Geometric Characterization of the Configuration Space of Rigid Body Mechanisms in Regular and Singular Points

Abstract

The kinematics of rigid body mechanisms is considered from a differential-geometric perspective. Geometric properties of a mechanism are intrinsically determined by the topology of its configuration space — the solution set of closure functions. The mechanism kinematics is usually characterized by the tangent space and tangent cone to the configuration space, i.e. by locally considering its topology. There are, however, mechanisms for which this is not sufficient. Generally, beside the topology, a complete picture of the kinematics needs both, the configuration space and the ideal generated by the closure functions. Tangent spaces/cones are differential-geometric objects associated to a variety.
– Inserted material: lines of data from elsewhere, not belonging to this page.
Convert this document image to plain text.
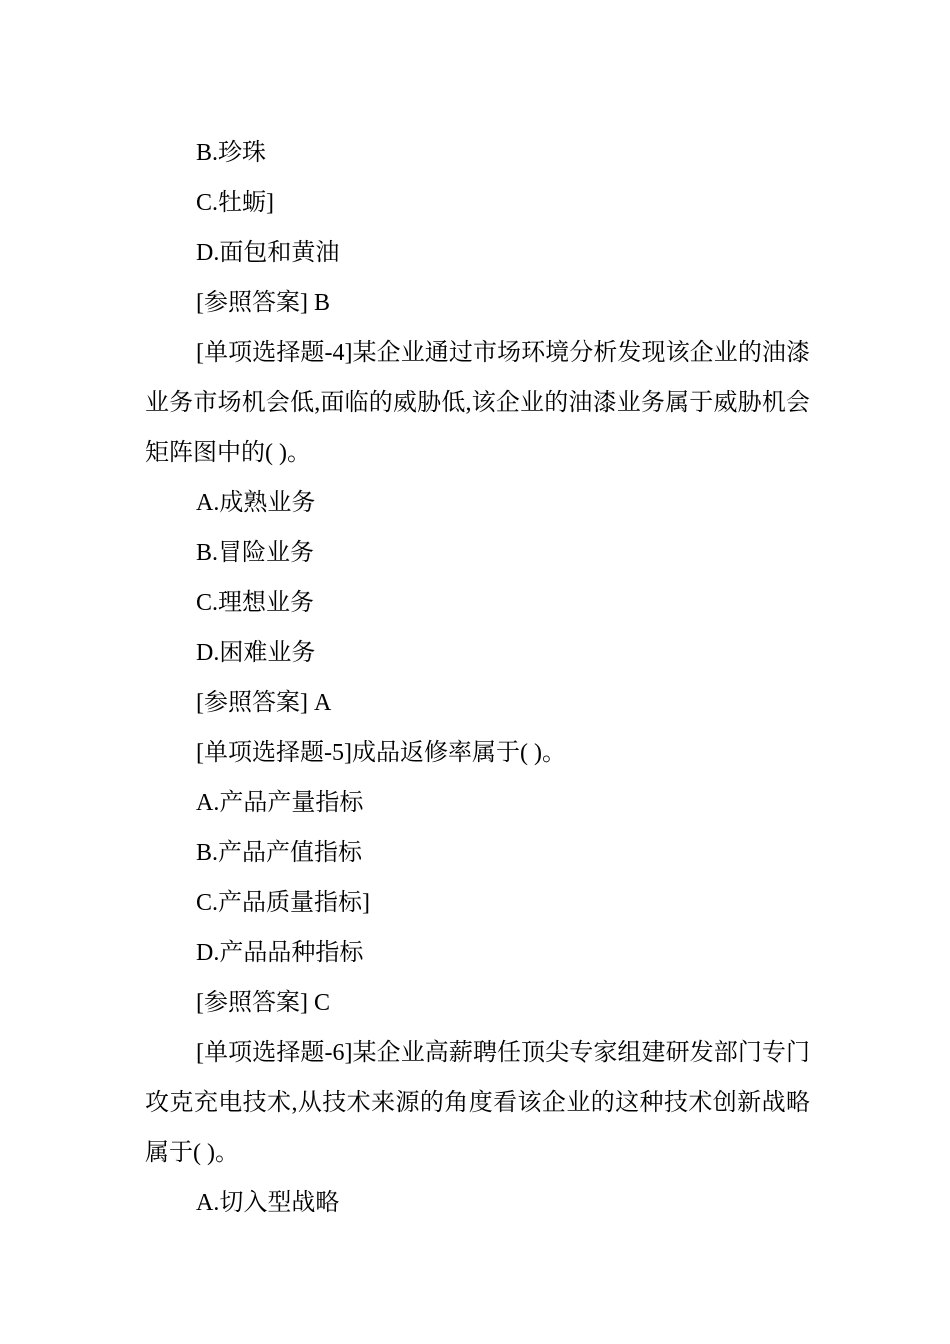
B.珍珠

C.牡蛎]

D.面包和黄油

[参照答案] B

[单项选择题-4]某企业通过市场环境分析发现该企业的油漆业务市场机会低,面临的威胁低,该企业的油漆业务属于威胁机会矩阵图中的( )。

A.成熟业务

B.冒险业务

C.理想业务

D.困难业务

[参照答案] A

[单项选择题-5]成品返修率属于( )。

A.产品产量指标

B.产品产值指标

C.产品质量指标]

D.产品品种指标

[参照答案] C

[单项选择题-6]某企业高薪聘任顶尖专家组建研发部门专门攻克充电技术,从技术来源的角度看该企业的这种技术创新战略属于( )。

A.切入型战略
Two additional objects are introduced in this paper: the kinematic tangent space and the kinematic tangent cone. Three locally equivalent models for the mechanism kinematics are introduced. Due to their different mathematical nature the different models admit to apply specific mathematical tools. The analysis of model I is based on Lie group and screw algebraic methods, while model II and III are analyzed using methods from algebraic geometry. A computationally efficient algorithm for the construction of the kinematic tangent cone is presented. Its application is shown for several examples. A novel mechanism is presented of which the differential and local degree of freedom are different in regular points, so-called ‘paradox-in-the-small’.